近年来文化体制改革深入,各级政府对发展文化产业日益重视,音乐演出市场在各地总体上呈现逐步扩大的态势。然而,也要看到音乐演出市场发展还不成熟的境况。对演出市场的培育,一般还仅限于少数大中城市和经济发达地区,更多的中小城市和农村地区还远未形成民众经常观看音乐演出的局面。在这样的情况下,更要注重发挥大众音乐广泛深入民间、群众喜闻乐见的作用,积极开展各种形式的音乐文化活动,推广音乐知识,传播音乐艺术,营造音乐氛围,丰富音乐文化,提高广大民众的音乐欣赏能力和音乐参与热情,从而发掘出更多的音乐演出市场。同时,在这一过程中不断提高民众的音乐文化素养。
综上所述,当今娱乐消遣与文化消费构成了人们参与社会文化活动的重要动力,也对音乐演出市场提出了多层次、多方面要求。高雅音乐与通俗音乐之间没有不可逾越的界限。坚持市场导向,同时注重社会各阶层多样化的文化需求,既明晰音乐的娱乐属性及市场供求关系,又把握音乐艺术的内涵与特质,实现特点不同的音乐需要互动和互补,是完全有可能实现的。

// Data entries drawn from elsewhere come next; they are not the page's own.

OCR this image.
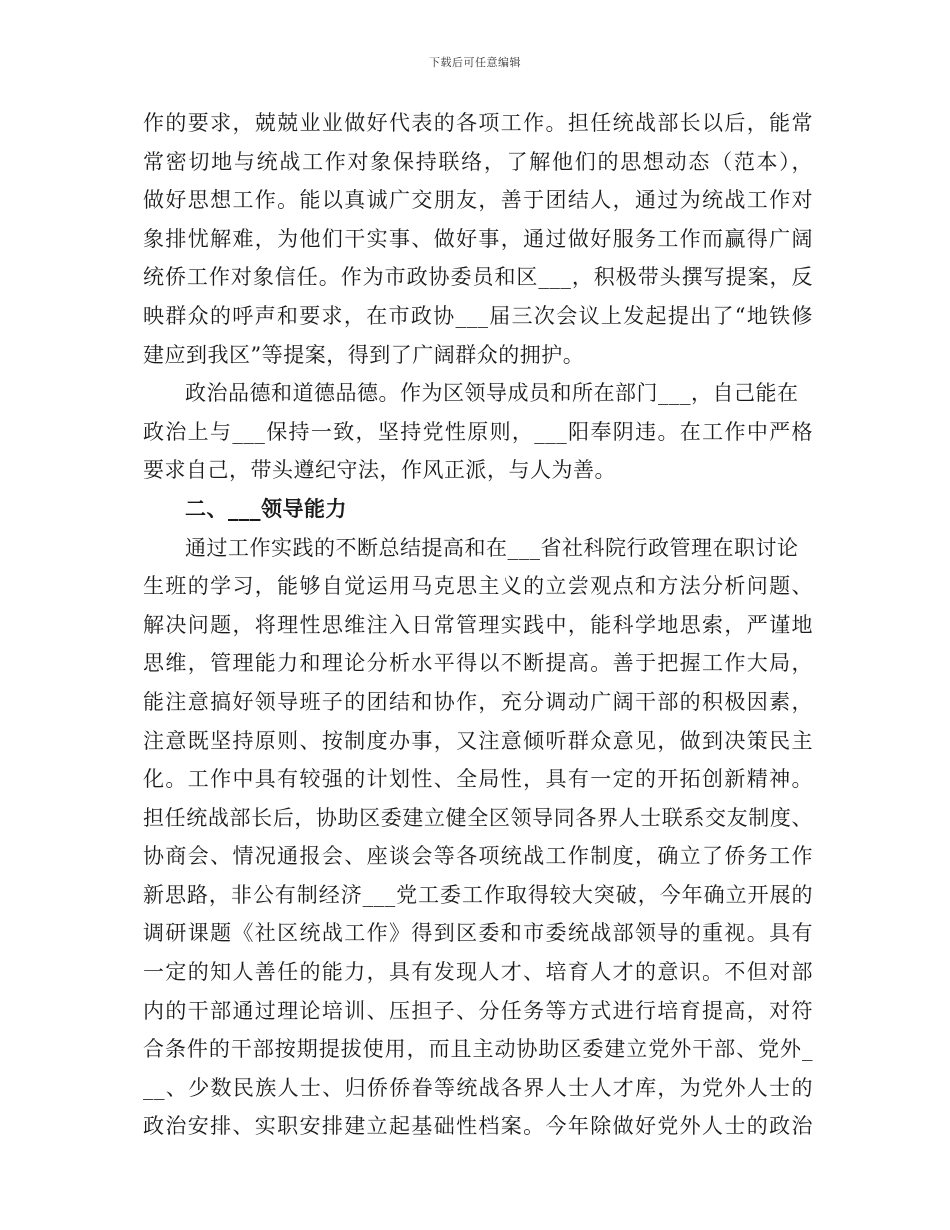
下载后可任意编辑
作的要求，兢兢业业做好代表的各项工作。担任统战部长以后，能常
常密切地与统战工作对象保持联络，了解他们的思想动态（范本），
做好思想工作。能以真诚广交朋友，善于团结人，通过为统战工作对
象排忧解难，为他们干实事、做好事，通过做好服务工作而赢得广阔
统侨工作对象信任。作为市政协委员和区___，积极带头撰写提案，反
映群众的呼声和要求，在市政协___届三次会议上发起提出了“地铁修
建应到我区”等提案，得到了广阔群众的拥护。
政治品德和道德品德。作为区领导成员和所在部门___，自己能在
政治上与___保持一致，坚持党性原则，___阳奉阴违。在工作中严格
要求自己，带头遵纪守法，作风正派，与人为善。
二、___领导能力
通过工作实践的不断总结提高和在___省社科院行政管理在职讨论
生班的学习，能够自觉运用马克思主义的立尝观点和方法分析问题、
解决问题，将理性思维注入日常管理实践中，能科学地思索，严谨地
思维，管理能力和理论分析水平得以不断提高。善于把握工作大局，
能注意搞好领导班子的团结和协作，充分调动广阔干部的积极因素，
注意既坚持原则、按制度办事，又注意倾听群众意见，做到决策民主
化。工作中具有较强的计划性、全局性，具有一定的开拓创新精神。
担任统战部长后，协助区委建立健全区领导同各界人士联系交友制度、
协商会、情况通报会、座谈会等各项统战工作制度，确立了侨务工作
新思路，非公有制经济___党工委工作取得较大突破，今年确立开展的
调研课题《社区统战工作》得到区委和市委统战部领导的重视。具有
一定的知人善任的能力，具有发现人才、培育人才的意识。不但对部
内的干部通过理论培训、压担子、分任务等方式进行培育提高，对符
合条件的干部按期提拔使用，而且主动协助区委建立党外干部、党外_
__、少数民族人士、归侨侨眷等统战各界人士人才库，为党外人士的
政治安排、实职安排建立起基础性档案。今年除做好党外人士的政治
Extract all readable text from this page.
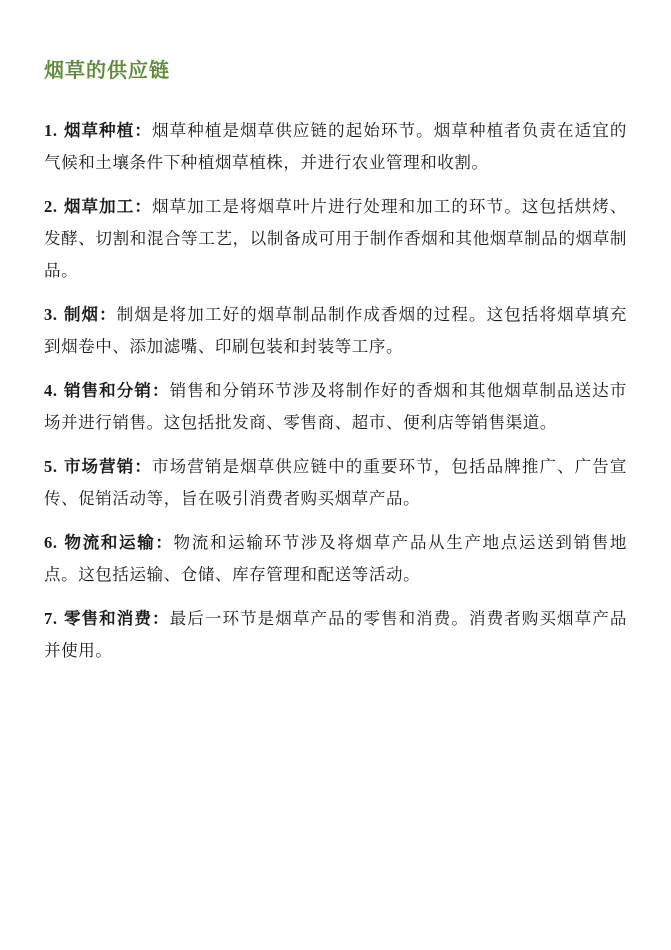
烟草的供应链
1. 烟草种植：烟草种植是烟草供应链的起始环节。烟草种植者负责在适宜的气候和土壤条件下种植烟草植株，并进行农业管理和收割。
2. 烟草加工：烟草加工是将烟草叶片进行处理和加工的环节。这包括烘烤、发酵、切割和混合等工艺，以制备成可用于制作香烟和其他烟草制品的烟草制品。
3. 制烟：制烟是将加工好的烟草制品制作成香烟的过程。这包括将烟草填充到烟卷中、添加滤嘴、印刷包装和封装等工序。
4. 销售和分销：销售和分销环节涉及将制作好的香烟和其他烟草制品送达市场并进行销售。这包括批发商、零售商、超市、便利店等销售渠道。
5. 市场营销：市场营销是烟草供应链中的重要环节，包括品牌推广、广告宣传、促销活动等，旨在吸引消费者购买烟草产品。
6. 物流和运输：物流和运输环节涉及将烟草产品从生产地点运送到销售地点。这包括运输、仓储、库存管理和配送等活动。
7. 零售和消费：最后一环节是烟草产品的零售和消费。消费者购买烟草产品并使用。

积极开发、培育和繁荣音乐演出市场,促进音乐资源的共享、互补,形成相互支撑、互为促进的演出市场,应成为今后发展音乐文化产业的重要着力点。
参考文献:
[1]田边尚雄.中国音乐史[M].陈清泉,译.北京:商务印书馆.1937.
[2]汪毓和.中国近代音乐史[M].北京:中央民族大学出版社,2006.
[3]张静蔚.中国近代音乐史料汇编(18401919)[C].北京:人民音乐出版社,1998.
[4]王光祈.中国音乐史 [M].桂林:广西师范大学出版社,2005.
[5]王光祈.欧洲音乐进化论 [M].北京:中华书局,1923.
[6]梁茂春.中国当代音乐(19491989)[M].上海:上海音乐学院出版社,2004.
[7]王丽慧.歌声中的文学——文学视野中的流行歌词[M].上海:上海社会科学院出版社,2013.
[8]车尔尼雪夫斯基.生活与美学[M].周扬,译.北京:人民文学出版社,1957.
[9] A·索哈尔.音乐社会学[M].杨洸,译.北京:中国文联出版公司,1975.
[10]修海林,罗小平.音乐美学通论[M].上海:上海音乐出版社,2002.
[11]卓菲娅·丽莎.论音乐的特殊性[M].于润洋,译.上海:上海文艺出版社,1980.
[12]樊柯.小說产业化的动力及其影响[J].中州学刊,2013(7):165166.
[13]威尔第.威尔第书信选[C].李季芳,等,译.北京:人民音乐出版社,1978.
[14]鲁成文.爱乐书简·古典音乐三十章[M].北京:中国人民大学出版社,2012.